Fix alignment error for pthread_internal_t/pthread stack.

aligned attribute can only control compiler's behavior, but we
are manually allocating pthread_internal_t. So we need to make
sure of alignment manually.

Change-Id: Iea4c46eadf10dfd15dc955c5f41cf6063cfd8536
diff --git a/libc/bionic/pthread_create.cpp b/libc/bionic/pthread_create.cpp
index a4bd054..5389f14 100644
--- a/libc/bionic/pthread_create.cpp
+++ b/libc/bionic/pthread_create.cpp
@@ -162,15 +162,16 @@
   }
 
   // Mapped space(or user allocated stack) is used for:
-  //   thread_internal_t
+  //   pthread_internal_t
   //   thread stack (including guard page)
-  stack_top -= sizeof(pthread_internal_t);
+
+  // To safely access the pthread_internal_t and thread stack, we need to find a 16-byte aligned boundary.
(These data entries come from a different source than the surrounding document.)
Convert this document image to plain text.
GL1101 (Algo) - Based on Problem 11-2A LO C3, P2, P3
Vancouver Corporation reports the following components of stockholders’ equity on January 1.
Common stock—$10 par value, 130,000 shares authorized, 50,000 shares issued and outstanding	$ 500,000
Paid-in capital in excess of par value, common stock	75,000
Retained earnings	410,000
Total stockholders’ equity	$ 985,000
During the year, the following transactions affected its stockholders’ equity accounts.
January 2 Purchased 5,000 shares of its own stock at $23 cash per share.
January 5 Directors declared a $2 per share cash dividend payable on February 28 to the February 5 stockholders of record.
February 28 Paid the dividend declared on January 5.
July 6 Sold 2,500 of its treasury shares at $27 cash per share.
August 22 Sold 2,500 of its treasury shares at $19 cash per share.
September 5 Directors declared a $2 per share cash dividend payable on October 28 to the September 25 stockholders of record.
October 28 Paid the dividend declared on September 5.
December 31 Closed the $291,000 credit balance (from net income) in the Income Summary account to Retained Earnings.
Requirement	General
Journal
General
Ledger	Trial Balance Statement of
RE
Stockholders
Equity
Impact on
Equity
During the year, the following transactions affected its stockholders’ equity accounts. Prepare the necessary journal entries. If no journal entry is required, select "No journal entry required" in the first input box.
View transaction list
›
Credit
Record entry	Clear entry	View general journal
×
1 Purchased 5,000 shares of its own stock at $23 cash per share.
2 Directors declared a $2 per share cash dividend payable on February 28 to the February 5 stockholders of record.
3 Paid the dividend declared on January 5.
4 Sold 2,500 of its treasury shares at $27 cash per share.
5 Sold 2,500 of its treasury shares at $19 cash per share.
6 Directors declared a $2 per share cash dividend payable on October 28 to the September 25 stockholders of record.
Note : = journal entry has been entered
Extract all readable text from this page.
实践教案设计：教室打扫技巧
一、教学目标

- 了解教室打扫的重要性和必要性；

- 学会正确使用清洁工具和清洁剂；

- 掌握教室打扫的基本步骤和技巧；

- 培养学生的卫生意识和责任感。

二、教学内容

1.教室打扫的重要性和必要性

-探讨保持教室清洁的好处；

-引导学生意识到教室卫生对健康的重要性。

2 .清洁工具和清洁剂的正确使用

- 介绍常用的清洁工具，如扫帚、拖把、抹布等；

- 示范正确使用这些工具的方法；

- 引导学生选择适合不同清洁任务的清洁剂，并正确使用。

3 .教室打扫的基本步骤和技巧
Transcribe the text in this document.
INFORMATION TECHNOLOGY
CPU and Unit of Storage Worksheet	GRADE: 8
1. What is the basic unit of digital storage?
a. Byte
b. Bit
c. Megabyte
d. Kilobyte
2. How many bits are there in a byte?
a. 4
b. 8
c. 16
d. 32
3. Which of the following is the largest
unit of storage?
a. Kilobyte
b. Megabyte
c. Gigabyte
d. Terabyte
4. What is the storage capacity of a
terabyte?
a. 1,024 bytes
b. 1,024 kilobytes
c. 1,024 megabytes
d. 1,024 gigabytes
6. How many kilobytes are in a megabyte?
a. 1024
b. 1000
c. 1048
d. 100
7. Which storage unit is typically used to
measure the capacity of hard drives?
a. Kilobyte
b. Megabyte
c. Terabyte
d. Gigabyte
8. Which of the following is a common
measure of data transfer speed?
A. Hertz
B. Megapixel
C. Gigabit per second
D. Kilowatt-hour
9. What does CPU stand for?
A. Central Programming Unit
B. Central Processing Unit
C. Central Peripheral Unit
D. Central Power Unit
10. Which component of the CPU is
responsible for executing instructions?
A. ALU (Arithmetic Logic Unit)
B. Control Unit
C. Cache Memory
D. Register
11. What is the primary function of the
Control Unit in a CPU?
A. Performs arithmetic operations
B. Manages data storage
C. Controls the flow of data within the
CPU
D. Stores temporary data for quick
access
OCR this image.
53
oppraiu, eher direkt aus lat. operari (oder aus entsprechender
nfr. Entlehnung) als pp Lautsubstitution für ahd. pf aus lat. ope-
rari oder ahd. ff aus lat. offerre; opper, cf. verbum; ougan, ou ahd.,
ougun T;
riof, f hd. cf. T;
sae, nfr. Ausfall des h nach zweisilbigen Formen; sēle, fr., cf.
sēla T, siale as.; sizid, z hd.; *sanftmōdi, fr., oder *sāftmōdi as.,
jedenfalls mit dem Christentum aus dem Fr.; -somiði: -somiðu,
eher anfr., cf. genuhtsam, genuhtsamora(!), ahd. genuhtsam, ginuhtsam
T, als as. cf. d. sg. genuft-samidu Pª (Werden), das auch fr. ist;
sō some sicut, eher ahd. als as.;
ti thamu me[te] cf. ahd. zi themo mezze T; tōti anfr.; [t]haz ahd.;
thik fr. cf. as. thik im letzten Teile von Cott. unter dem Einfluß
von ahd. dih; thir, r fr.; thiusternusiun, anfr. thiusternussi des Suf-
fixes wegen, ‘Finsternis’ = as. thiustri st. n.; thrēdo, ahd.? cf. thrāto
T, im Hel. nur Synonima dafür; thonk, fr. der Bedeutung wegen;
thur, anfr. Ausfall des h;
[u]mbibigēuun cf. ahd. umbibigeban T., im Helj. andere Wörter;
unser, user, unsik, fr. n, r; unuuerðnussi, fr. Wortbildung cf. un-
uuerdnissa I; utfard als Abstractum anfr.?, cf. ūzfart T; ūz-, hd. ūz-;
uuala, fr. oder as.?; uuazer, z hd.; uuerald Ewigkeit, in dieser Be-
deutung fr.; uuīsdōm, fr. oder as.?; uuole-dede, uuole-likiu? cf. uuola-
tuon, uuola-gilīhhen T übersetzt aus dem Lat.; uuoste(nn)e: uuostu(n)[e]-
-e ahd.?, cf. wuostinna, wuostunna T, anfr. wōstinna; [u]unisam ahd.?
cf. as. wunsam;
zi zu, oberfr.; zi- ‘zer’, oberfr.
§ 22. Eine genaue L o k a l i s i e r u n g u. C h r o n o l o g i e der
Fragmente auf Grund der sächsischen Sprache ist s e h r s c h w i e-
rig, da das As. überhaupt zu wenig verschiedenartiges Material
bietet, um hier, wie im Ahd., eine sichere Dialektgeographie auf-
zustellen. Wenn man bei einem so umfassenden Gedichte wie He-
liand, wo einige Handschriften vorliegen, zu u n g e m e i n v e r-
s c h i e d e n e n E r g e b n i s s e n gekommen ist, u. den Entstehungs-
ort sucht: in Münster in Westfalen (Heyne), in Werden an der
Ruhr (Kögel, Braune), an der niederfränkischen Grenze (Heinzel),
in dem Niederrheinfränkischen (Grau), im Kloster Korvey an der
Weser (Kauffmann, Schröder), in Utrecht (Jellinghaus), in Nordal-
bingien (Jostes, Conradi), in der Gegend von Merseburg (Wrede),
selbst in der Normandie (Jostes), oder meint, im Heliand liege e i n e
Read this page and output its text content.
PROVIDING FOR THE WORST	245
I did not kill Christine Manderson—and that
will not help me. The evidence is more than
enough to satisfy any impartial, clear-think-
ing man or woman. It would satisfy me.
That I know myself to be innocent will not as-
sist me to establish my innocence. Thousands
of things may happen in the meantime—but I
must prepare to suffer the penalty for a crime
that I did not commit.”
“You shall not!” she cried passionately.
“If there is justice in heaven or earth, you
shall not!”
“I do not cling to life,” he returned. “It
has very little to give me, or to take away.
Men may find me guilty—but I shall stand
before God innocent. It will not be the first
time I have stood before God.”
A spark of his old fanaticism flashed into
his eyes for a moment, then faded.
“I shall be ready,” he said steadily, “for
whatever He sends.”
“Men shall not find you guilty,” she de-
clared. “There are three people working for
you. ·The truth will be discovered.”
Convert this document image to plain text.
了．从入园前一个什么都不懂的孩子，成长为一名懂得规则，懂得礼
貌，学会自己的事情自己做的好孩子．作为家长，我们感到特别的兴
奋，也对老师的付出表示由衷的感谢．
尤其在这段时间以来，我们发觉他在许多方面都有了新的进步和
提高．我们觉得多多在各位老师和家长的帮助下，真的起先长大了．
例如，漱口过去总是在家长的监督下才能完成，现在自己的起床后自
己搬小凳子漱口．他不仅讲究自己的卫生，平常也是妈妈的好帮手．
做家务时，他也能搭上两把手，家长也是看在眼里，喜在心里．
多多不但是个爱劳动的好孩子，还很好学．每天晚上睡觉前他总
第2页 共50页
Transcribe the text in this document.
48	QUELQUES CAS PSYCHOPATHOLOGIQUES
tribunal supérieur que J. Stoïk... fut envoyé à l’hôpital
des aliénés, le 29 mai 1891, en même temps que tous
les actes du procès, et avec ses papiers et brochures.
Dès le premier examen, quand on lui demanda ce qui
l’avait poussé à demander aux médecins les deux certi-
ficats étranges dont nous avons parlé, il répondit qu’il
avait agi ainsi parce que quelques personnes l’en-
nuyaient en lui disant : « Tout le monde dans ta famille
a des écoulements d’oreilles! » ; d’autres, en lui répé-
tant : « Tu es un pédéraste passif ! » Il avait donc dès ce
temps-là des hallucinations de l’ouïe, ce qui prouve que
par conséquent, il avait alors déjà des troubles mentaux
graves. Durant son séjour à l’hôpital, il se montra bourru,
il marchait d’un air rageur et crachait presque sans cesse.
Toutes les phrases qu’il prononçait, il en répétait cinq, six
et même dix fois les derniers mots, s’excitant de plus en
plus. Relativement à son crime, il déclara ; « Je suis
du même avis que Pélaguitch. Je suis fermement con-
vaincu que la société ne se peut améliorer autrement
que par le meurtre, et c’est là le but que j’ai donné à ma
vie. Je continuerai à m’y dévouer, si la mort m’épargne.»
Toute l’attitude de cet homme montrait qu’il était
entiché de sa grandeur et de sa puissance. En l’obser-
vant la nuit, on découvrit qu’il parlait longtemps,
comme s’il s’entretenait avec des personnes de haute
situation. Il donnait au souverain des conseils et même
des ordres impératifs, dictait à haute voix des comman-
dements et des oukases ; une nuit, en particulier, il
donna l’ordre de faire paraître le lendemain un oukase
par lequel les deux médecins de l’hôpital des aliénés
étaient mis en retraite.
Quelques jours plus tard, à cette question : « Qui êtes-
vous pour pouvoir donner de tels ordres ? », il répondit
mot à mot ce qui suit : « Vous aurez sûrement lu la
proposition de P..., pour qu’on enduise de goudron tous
+  stack_top = reinterpret_cast<uint8_t*>(
+                (reinterpret_cast<uintptr_t>(stack_top) - sizeof(pthread_internal_t)) & ~0xf);
+
   pthread_internal_t* thread = reinterpret_cast<pthread_internal_t*>(stack_top);
   attr->stack_size = stack_top - reinterpret_cast<uint8_t*>(attr->stack_base);
 
-  // No need to check stack_top alignment. The size of pthread_internal_t is 16-bytes aligned,
-  // and user allocated stack is guaranteed by pthread_attr_setstack.
-
   thread->mmap_size = mmap_size;
   thread->attr = *attr;
   __init_tls(thread);